Entre os 1.563 inquiridos em Portugal, 57 % das mulheres reportaram algum problema de saúde mental ou emocional nos três meses anteriores, uma percentagem bastante inferior em relação aos 35 % de homens que partilharam a mesma experiência.
A ansiedade, problema mais reportado, afetou 43 % das mulheres, o dobro do registado entre os homens. As mulheres são também quem mais sofre com stresse (35 % face a 21 %) e de dificuldade em dormir (35 % face a 21 %).
Mantendo-se a mesma tendência, os problemas de saúde mental parecem afetar significativamente mais as faixas etárias mais jovens.
Entre os 18 e os 34 anos, 70 % das mulheres reportaram algum problema nos últimos três anos, em comparação com 47 % dos homens da mesma faixa etária.
Questionados se sentiram angústia intensa ou muito intensa no mês anterior, mais de metade dos jovens confirmou que sim, acima dos 42 % de inquiridos entre os 35 e 54 anos e dos 33 % entre os 55 e 79 anos.
Com o avançar da idade, refere o artigo, vai desaparecendo da lista de queixas mais frequentes a instabilidade emocional constante, que afeta 31 % dos jovens.
Os resultados sugerem, por outro lado, que existe ainda um estigma associado à procura de ajuda para problemas de saúde mental, uma vez que, entre os inquiridos que relataram algum problema do foro psicológico nos últimos três anos, apenas 43 % seguiram um tratamento.
Entre a maioria que optou por não o fazer, mais de metade (56 %) alegou conseguir resolver o problema sozinho e 18 % disseram não se sentir confortáveis para falar sobre o assunto.

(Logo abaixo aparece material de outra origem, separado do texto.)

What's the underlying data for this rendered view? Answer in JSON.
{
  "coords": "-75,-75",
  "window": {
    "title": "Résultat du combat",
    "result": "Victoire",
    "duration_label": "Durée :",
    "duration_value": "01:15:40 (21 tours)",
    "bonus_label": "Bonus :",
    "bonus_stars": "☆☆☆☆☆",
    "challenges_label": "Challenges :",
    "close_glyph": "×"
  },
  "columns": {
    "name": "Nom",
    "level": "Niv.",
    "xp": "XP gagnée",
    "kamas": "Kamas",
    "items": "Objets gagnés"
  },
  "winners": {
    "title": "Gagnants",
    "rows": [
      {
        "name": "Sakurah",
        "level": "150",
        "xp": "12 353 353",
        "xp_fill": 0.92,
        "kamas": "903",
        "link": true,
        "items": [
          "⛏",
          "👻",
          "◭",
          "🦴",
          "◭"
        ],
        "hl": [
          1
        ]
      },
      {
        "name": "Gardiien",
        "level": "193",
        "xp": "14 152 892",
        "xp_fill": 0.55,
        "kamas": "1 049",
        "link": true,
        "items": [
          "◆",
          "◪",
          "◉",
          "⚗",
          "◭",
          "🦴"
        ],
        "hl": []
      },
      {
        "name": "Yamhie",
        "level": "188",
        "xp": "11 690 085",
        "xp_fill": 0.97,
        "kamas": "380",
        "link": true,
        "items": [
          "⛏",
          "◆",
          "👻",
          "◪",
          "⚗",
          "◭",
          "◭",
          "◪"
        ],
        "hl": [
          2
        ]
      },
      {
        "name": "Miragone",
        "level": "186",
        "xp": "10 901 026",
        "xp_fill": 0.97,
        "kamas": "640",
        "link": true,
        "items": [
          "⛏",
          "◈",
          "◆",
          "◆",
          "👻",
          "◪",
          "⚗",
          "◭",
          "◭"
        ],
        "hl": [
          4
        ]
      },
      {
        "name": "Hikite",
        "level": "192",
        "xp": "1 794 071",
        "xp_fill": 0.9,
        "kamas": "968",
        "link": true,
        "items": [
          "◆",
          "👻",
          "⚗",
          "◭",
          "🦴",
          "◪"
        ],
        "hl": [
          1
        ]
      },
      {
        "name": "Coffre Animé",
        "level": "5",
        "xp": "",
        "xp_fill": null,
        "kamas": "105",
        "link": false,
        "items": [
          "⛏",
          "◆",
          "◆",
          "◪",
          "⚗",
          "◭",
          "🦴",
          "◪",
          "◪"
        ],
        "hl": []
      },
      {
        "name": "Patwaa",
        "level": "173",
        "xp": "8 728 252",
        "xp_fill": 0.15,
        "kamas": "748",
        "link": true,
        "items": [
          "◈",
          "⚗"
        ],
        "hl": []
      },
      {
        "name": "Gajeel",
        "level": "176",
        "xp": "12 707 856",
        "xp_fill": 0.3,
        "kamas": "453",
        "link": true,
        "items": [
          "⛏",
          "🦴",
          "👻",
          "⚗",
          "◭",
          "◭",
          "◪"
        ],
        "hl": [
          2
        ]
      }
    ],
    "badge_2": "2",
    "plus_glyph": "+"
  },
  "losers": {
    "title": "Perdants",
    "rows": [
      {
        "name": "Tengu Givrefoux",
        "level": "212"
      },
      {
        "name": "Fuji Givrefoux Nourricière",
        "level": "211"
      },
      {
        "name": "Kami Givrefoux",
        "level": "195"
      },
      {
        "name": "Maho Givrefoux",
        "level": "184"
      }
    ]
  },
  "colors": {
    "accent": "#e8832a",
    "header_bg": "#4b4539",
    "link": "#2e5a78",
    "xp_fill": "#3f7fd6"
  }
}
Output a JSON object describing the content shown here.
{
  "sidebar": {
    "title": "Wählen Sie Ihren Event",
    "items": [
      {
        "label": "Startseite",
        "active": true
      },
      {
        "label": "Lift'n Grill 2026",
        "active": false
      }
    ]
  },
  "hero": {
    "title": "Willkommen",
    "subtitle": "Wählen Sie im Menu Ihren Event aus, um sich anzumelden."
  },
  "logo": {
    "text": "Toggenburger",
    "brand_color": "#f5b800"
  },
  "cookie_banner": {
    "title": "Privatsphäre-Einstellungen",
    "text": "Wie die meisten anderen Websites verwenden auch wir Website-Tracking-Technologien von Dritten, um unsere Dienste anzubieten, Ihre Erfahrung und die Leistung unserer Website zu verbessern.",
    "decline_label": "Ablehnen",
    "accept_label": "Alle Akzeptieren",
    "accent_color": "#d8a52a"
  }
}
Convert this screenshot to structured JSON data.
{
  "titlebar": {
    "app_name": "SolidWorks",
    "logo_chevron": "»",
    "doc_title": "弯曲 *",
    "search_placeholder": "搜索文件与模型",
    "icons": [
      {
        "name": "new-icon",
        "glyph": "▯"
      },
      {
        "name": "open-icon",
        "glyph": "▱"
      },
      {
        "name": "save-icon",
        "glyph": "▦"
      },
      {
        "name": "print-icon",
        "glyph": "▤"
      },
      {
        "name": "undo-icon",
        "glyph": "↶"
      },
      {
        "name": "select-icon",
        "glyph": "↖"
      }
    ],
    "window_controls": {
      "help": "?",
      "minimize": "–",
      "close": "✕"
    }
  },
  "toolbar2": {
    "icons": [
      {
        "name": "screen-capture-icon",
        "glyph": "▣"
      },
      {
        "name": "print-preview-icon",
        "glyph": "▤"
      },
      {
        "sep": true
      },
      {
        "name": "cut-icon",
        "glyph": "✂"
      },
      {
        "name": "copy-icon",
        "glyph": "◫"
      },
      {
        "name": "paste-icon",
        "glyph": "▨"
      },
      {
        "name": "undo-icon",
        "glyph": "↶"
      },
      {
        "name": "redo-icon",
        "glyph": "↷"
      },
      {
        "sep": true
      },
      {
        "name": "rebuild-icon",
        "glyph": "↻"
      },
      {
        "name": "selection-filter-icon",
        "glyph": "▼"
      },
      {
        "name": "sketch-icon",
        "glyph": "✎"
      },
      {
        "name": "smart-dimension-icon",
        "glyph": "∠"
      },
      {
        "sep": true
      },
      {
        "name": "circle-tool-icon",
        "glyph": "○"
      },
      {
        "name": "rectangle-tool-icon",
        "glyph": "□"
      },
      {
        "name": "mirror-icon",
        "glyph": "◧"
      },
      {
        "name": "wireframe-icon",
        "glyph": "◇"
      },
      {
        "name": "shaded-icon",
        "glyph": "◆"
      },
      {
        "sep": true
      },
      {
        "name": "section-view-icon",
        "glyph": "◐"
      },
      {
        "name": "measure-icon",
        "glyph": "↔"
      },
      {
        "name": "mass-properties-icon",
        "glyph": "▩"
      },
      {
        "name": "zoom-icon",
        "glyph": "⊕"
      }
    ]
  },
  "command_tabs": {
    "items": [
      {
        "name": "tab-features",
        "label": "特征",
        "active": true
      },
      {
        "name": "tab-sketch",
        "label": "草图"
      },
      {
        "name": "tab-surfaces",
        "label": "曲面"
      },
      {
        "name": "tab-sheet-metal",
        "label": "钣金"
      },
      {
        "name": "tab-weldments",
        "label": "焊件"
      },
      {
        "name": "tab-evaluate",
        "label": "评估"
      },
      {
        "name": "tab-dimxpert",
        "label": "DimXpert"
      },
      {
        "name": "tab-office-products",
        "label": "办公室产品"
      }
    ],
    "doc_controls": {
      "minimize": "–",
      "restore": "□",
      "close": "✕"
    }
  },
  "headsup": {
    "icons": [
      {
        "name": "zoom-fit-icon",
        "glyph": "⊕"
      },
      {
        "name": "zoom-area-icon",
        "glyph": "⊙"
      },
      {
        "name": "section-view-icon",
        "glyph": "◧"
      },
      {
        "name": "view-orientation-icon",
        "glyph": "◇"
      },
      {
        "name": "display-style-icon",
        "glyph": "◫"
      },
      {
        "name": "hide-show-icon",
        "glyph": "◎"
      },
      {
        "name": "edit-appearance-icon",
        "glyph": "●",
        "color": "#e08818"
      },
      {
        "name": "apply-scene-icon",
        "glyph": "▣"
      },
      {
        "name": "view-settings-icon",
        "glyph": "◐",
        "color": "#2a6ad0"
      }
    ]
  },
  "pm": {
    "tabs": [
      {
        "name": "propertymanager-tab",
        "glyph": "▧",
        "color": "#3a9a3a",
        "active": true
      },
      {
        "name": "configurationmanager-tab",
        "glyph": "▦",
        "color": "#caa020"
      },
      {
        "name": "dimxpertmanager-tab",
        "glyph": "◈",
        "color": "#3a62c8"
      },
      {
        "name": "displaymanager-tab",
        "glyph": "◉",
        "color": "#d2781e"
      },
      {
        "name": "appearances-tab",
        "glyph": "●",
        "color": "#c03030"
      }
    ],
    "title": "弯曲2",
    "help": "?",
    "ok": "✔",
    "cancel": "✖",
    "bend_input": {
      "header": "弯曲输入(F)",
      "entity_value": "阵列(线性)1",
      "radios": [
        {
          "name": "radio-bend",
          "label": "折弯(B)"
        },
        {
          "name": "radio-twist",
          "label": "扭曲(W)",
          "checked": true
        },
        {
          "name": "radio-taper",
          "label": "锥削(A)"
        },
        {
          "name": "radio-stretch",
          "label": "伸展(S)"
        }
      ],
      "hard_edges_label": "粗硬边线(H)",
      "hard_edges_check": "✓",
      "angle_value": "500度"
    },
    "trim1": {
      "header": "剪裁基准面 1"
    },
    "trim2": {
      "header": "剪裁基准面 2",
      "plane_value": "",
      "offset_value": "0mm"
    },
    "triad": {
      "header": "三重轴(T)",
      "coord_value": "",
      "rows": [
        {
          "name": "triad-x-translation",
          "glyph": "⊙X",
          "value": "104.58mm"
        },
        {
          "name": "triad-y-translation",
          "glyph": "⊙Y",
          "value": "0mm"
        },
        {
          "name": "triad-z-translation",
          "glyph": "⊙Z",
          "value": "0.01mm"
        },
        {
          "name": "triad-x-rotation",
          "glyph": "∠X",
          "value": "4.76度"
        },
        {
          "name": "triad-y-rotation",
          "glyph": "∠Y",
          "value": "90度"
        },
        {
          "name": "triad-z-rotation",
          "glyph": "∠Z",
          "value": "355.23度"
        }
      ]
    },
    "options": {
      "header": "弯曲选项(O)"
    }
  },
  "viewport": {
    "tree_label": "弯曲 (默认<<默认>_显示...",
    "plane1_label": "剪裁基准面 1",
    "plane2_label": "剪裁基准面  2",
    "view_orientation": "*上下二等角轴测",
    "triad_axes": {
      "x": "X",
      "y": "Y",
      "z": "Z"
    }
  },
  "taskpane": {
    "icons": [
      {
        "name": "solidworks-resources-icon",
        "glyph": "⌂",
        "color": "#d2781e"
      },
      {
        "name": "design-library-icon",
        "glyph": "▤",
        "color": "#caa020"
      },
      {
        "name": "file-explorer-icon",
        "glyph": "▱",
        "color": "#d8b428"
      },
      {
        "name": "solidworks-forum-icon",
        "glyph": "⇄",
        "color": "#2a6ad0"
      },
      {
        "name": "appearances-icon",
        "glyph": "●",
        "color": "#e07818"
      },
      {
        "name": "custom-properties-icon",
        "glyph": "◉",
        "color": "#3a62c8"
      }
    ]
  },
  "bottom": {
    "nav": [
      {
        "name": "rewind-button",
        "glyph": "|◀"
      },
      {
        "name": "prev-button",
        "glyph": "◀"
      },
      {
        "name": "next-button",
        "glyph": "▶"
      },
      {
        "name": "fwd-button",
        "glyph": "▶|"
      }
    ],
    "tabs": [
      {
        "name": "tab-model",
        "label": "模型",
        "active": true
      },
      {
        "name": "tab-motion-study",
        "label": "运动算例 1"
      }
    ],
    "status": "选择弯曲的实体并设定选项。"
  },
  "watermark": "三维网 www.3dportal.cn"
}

Daqueles que seguiram algum tipo de tratamento, 65 % fizeram medicação com antidepressivos, ansiolíticos, hipnóticos ou outros e cerca de metade fez psicoterapia, havendo ainda 31 % que recorreu a “produtos naturais” e 27 % a práticas de relaxamento e meditação.
Apesar de não ser a opção mais popular, a psicoterapia é a que reúne maior satisfação, sendo que 66 % tiveram a primeira consulta em até duas semanas. Em relação ao público, a rapidez na marcação da primeira consulta é maior no privado, mas o custo do tratamento é significativamente superior, que pode chegar, em média, a 137 euros por mês.
O inquérito olhou igualmente para possíveis gatilhos, como o desemprego, a perda de um ente querido, dificuldades financeiras e conflitos familiares ou com o parceiro.
Os resultados mostram, no entanto, que Portugal foi o único dos quatro países avaliados em que a situação não está associada a um aumento significativo do volume de queixas e que, com dificuldades ou conforto financeiro, a proporção de inquiridos que referem problemas é semelhante.
Não existe também um impacto claro da prática de desporto na saúde mental, ainda que os não praticantes pareçam ser mais vulneráveis.